J’adore cet acteur, ne vous méprenez pas.
Daisy Ridley :
Lorsqu’un journaliste lui demande son avis sur les critiques relatives à l’écriture de son personnage, cette dernière répond que ces critiques sont sexistes. Cela n’a rien à voir avec le sujet et ajoute encore à cette tension, où celui qui critique l’écriture d’un personnage (qui est ici féminin) est en fait un mâle sexiste… ce en plein #MeToo ! Les cartes se brouillent donc encore et alimentent les ressentiments.
Simon Pegg :
- Pendant vingt ans, cet homme a tiré à boulets rouges sur la Prélogie et je pèse mes mots…
- Mais il y a quelques jours, ce dernier annonce qu’il manque l’imagination de Georges Lucas aux nouveaux films Star Wars… alimentant encore la polémique dans les deux camps.
Bon, j’adore toujours autant ce mec. D’autant plus que je partage son opinion sur cette dernière déclaration (à lire avant de hurler).
Ajoutons à cela :
- Des chuttas de harceleurs (qui n’ont rien à voir avec le fandom) qui ont littéralement pourrit la vie de certaines actrices,
- Une production qui change constamment son fusil d’épaule au gré du vent (films annoncés puis annulés, séries annulées puis relancées, nouvelles séries annoncées, changements de réalisateurs en plein tournage, bouleversements de calendrier, etc.). Tout ceci nous offre une communication brouillonne.

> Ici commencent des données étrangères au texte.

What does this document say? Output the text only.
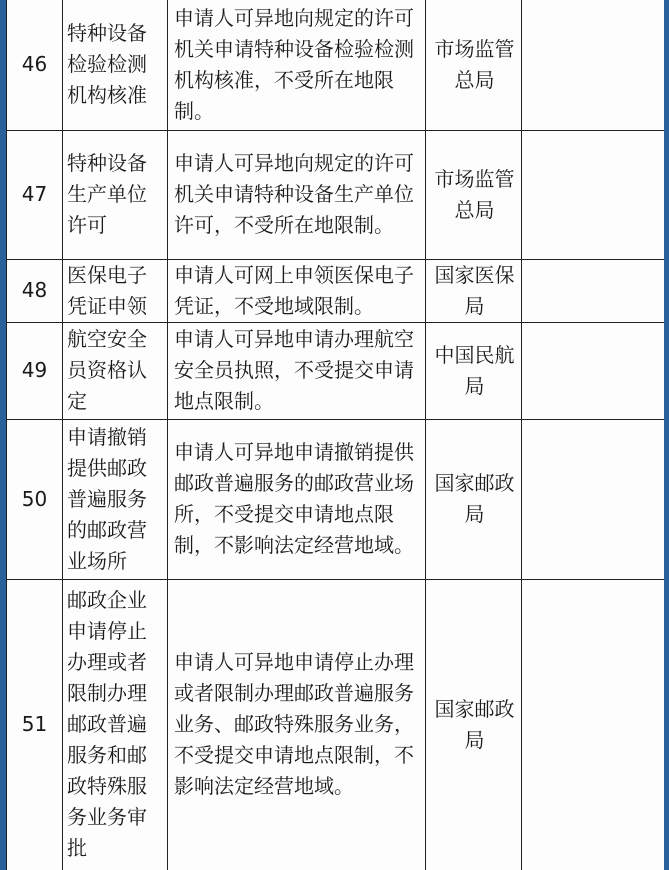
46	特种设备检验检测机构核准	申请人可异地向规定的许可机关申请特种设备检验检测机构核准，不受所在地限制。	市场监管总局	
47	特种设备生产单位许可	申请人可异地向规定的许可机关申请特种设备生产单位许可，不受所在地限制。	市场监管总局	
48	医保电子凭证申领	申请人可网上申领医保电子凭证，不受地域限制。	国家医保局	
49	航空安全员资格认定	申请人可异地申请办理航空安全员执照，不受提交申请地点限制。	中国民航局	
50	申请撤销提供邮政普遍服务的邮政营业场所	申请人可异地申请撤销提供邮政普遍服务的邮政营业场所，不受提交申请地点限制，不影响法定经营地域。	国家邮政局	
51	邮政企业申请停止办理或者限制办理邮政普遍服务和邮政特殊服务业务审批	申请人可异地申请停止办理或者限制办理邮政普遍服务业务、邮政特殊服务业务，不受提交申请地点限制，不影响法定经营地域。	国家邮政局	
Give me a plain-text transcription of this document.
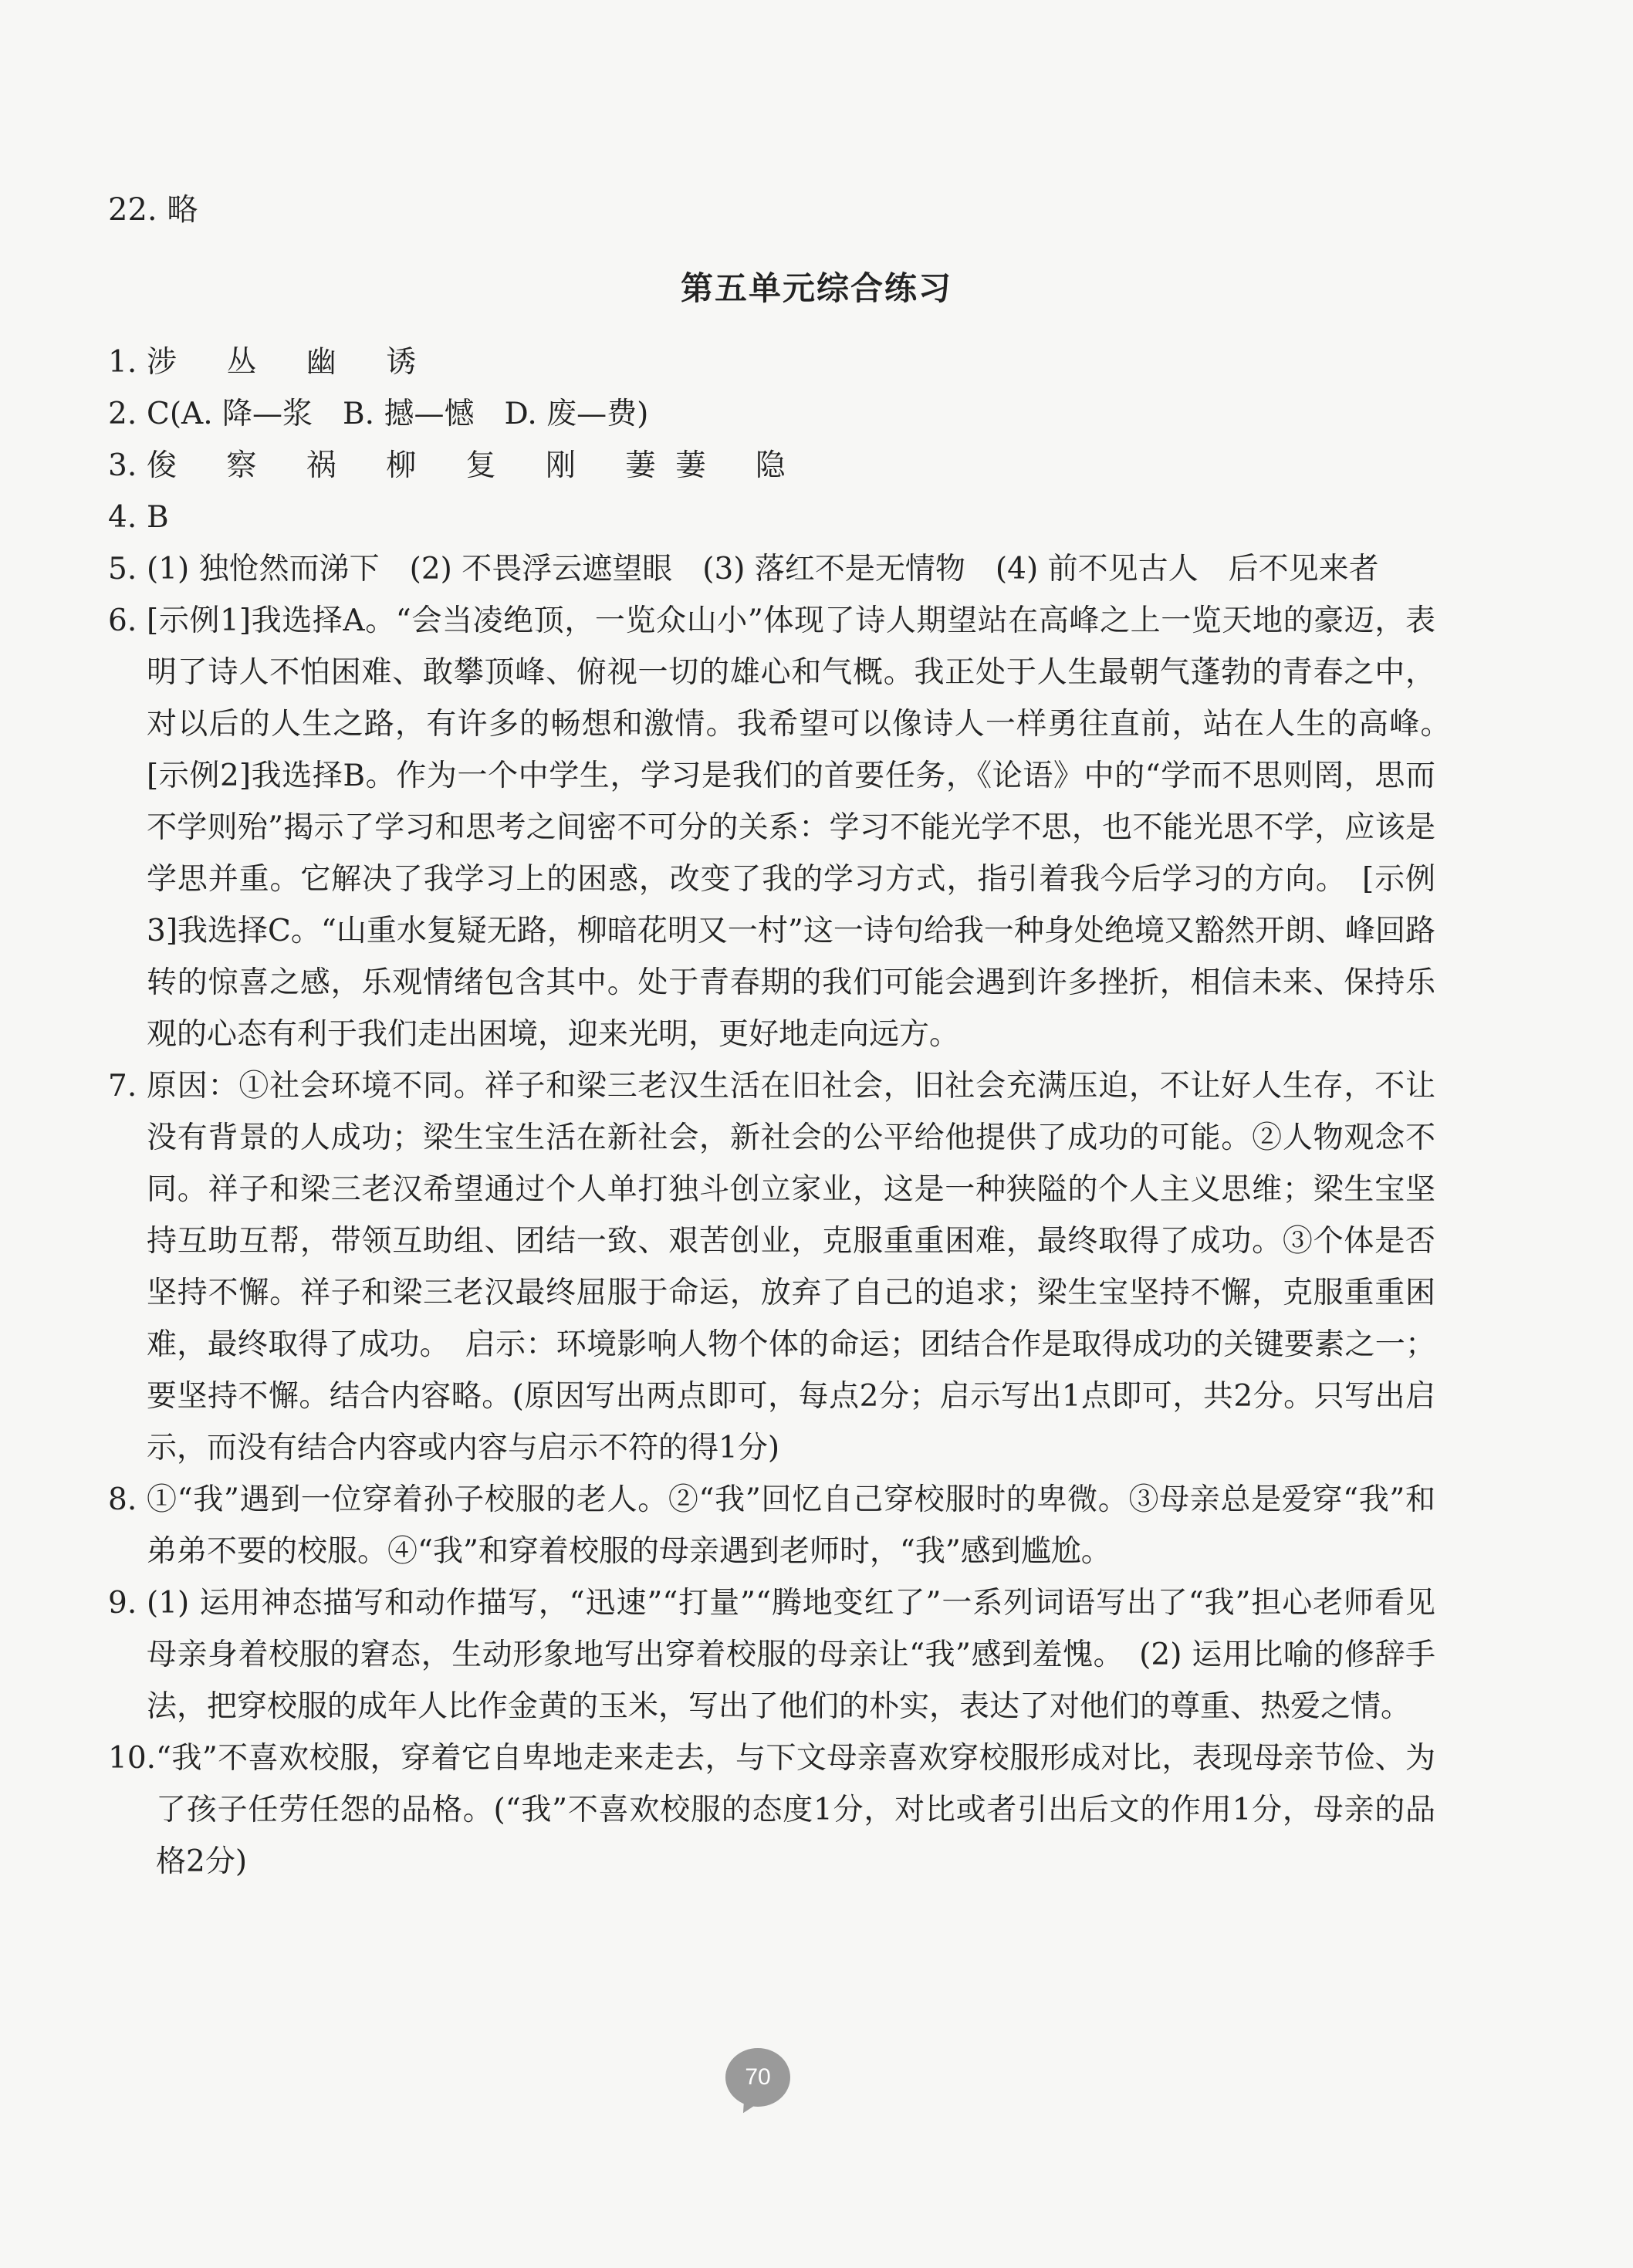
22. 略
第五单元综合练习
1. 涉 丛 幽 诱
2. C(A. 降—浆　B. 撼—憾　D. 废—费)
3. 俊 察 祸 柳 复 刚 萋萋 隐
4. B
5. (1) 独怆然而涕下　(2) 不畏浮云遮望眼　(3) 落红不是无情物　(4) 前不见古人　后不见来者
6. [示例1]我选择A。“会当凌绝顶，一览众山小”体现了诗人期望站在高峰之上一览天地的豪迈，表明了诗人不怕困难、敢攀顶峰、俯视一切的雄心和气概。我正处于人生最朝气蓬勃的青春之中，对以后的人生之路，有许多的畅想和激情。我希望可以像诗人一样勇往直前，站在人生的高峰。　[示例2]我选择B。作为一个中学生，学习是我们的首要任务，《论语》中的“学而不思则罔，思而不学则殆”揭示了学习和思考之间密不可分的关系：学习不能光学不思，也不能光思不学，应该是学思并重。它解决了我学习上的困惑，改变了我的学习方式，指引着我今后学习的方向。　[示例3]我选择C。“山重水复疑无路，柳暗花明又一村”这一诗句给我一种身处绝境又豁然开朗、峰回路转的惊喜之感，乐观情绪包含其中。处于青春期的我们可能会遇到许多挫折，相信未来、保持乐观的心态有利于我们走出困境，迎来光明，更好地走向远方。
7. 原因：①社会环境不同。祥子和梁三老汉生活在旧社会，旧社会充满压迫，不让好人生存，不让没有背景的人成功；梁生宝生活在新社会，新社会的公平给他提供了成功的可能。②人物观念不同。祥子和梁三老汉希望通过个人单打独斗创立家业，这是一种狭隘的个人主义思维；梁生宝坚持互助互帮，带领互助组、团结一致、艰苦创业，克服重重困难，最终取得了成功。③个体是否坚持不懈。祥子和梁三老汉最终屈服于命运，放弃了自己的追求；梁生宝坚持不懈，克服重重困难，最终取得了成功。　启示：环境影响人物个体的命运；团结合作是取得成功的关键要素之一；要坚持不懈。结合内容略。(原因写出两点即可，每点2分；启示写出1点即可，共2分。只写出启示，而没有结合内容或内容与启示不符的得1分)
8. ①“我”遇到一位穿着孙子校服的老人。②“我”回忆自己穿校服时的卑微。③母亲总是爱穿“我”和弟弟不要的校服。④“我”和穿着校服的母亲遇到老师时，“我”感到尴尬。
9. (1) 运用神态描写和动作描写，“迅速”“打量”“腾地变红了”一系列词语写出了“我”担心老师看见母亲身着校服的窘态，生动形象地写出穿着校服的母亲让“我”感到羞愧。　(2) 运用比喻的修辞手法，把穿校服的成年人比作金黄的玉米，写出了他们的朴实，表达了对他们的尊重、热爱之情。
10. “我”不喜欢校服，穿着它自卑地走来走去，与下文母亲喜欢穿校服形成对比，表现母亲节俭、为了孩子任劳任怨的品格。(“我”不喜欢校服的态度1分，对比或者引出后文的作用1分，母亲的品格2分)
70
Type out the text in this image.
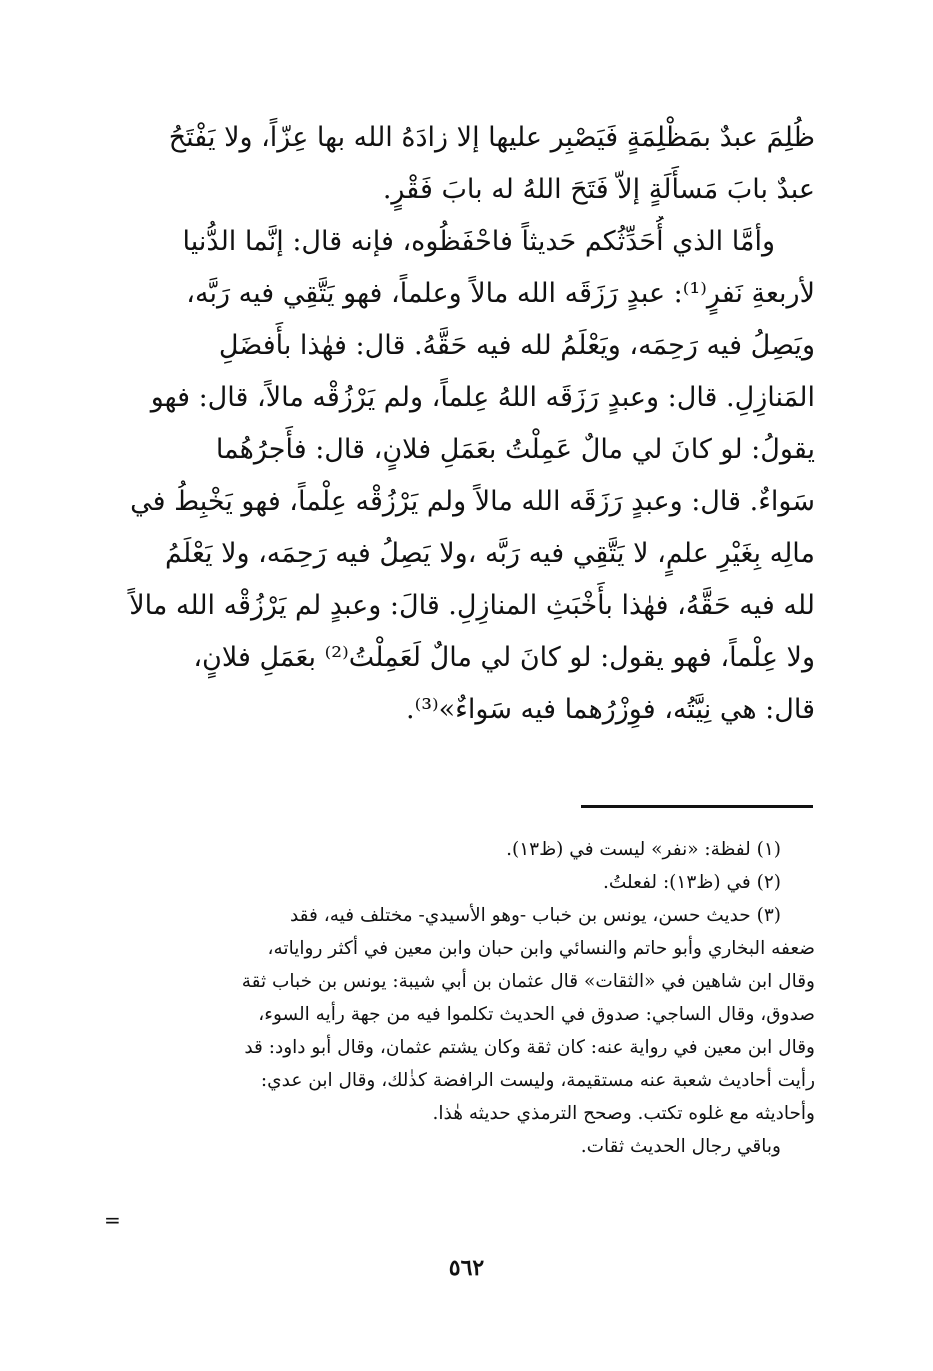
ظُلِمَ عبدٌ بمَظْلِمَةٍ فَيَصْبِر عليها إلا زادَهُ الله بها عِزّاً، ولا يَفْتَحُ
عبدٌ بابَ مَسأَلَةٍ إلاّ فَتَحَ اللهُ له بابَ فَقْرٍ.
وأمَّا الذي أُحَدِّثُكم حَديثاً فاحْفَظُوه، فإنه قال: إنَّما الدُّنيا
لأربعةِ نَفرٍ⁽¹⁾: عبدٍ رَزَقَه الله مالاً وعلماً، فهو يَتَّقِي فيه رَبَّه،
ويَصِلُ فيه رَحِمَه، ويَعْلَمُ لله فيه حَقَّهُ. قال: فهٰذا بأَفضَلِ
المَنازِلِ. قال: وعبدٍ رَزَقَه اللهُ عِلماً، ولم يَرْزُقْه مالاً، قال: فهو
يقولُ: لو كانَ لي مالٌ عَمِلْتُ بعَمَلِ فلانٍ، قال: فأَجرُهُما
سَواءٌ. قال: وعبدٍ رَزَقَه الله مالاً ولم يَرْزُقْه عِلْماً، فهو يَخْبِطُ في
مالِه بِغَيْرِ علمٍ، لا يَتَّقِي فيه رَبَّه ،ولا يَصِلُ فيه رَحِمَه، ولا يَعْلَمُ
لله فيه حَقَّهُ، فهٰذا بأَخْبَثِ المنازِلِ. قالَ: وعبدٍ لم يَرْزُقْه الله مالاً
ولا عِلْماً، فهو يقول: لو كانَ لي مالٌ لَعَمِلْتُ⁽²⁾ بعَمَلِ فلانٍ،
قال: هي نِيَّتُه، فوِزْرُهما فيه سَواءٌ»⁽³⁾.

(١) لفظة: «نفر» ليست في (ظ١٣).

(٢) في (ظ١٣): لفعلتُ.

(٣) حديث حسن، يونس بن خباب -وهو الأسيدي- مختلف فيه، فقد
ضعفه البخاري وأبو حاتم والنسائي وابن حبان وابن معين في أكثر رواياته،
وقال ابن شاهين في «الثقات» قال عثمان بن أبي شيبة: يونس بن خباب ثقة
صدوق، وقال الساجي: صدوق في الحديث تكلموا فيه من جهة رأيه السوء،
وقال ابن معين في رواية عنه: كان ثقة وكان يشتم عثمان، وقال أبو داود: قد
رأيت أحاديث شعبة عنه مستقيمة، وليست الرافضة كذٰلك، وقال ابن عدي:
وأحاديثه مع غلوه تكتب. وصحح الترمذي حديثه هٰذا.
وباقي رجال الحديث ثقات.
=
٥٦٢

- Pléthore de Youtubeurs et autres qui ont tous un avis plus débile les uns que les autres sur le sujet et qui attaquent avec une condescendance rare ceux qui ne partagent pas leur opinion (j’ai choisi de ne pas mettre de liens pour ne pas alimenter moi-même la guéguerre),
- Des prises de position de certains médias du fandom eux-mêmes (et des positions fortes !), prises dans des articles ou éditos aux arguments parfois très subjectifs (cristallisant ainsi les frustrations de tous ceux qui ne partagent pas cet avis). Ces derniers étaient pourtant en mesure d’apaiser ce même fandom, mais préfèrent se jeter dans l’arène (pas tous, fort heureusement).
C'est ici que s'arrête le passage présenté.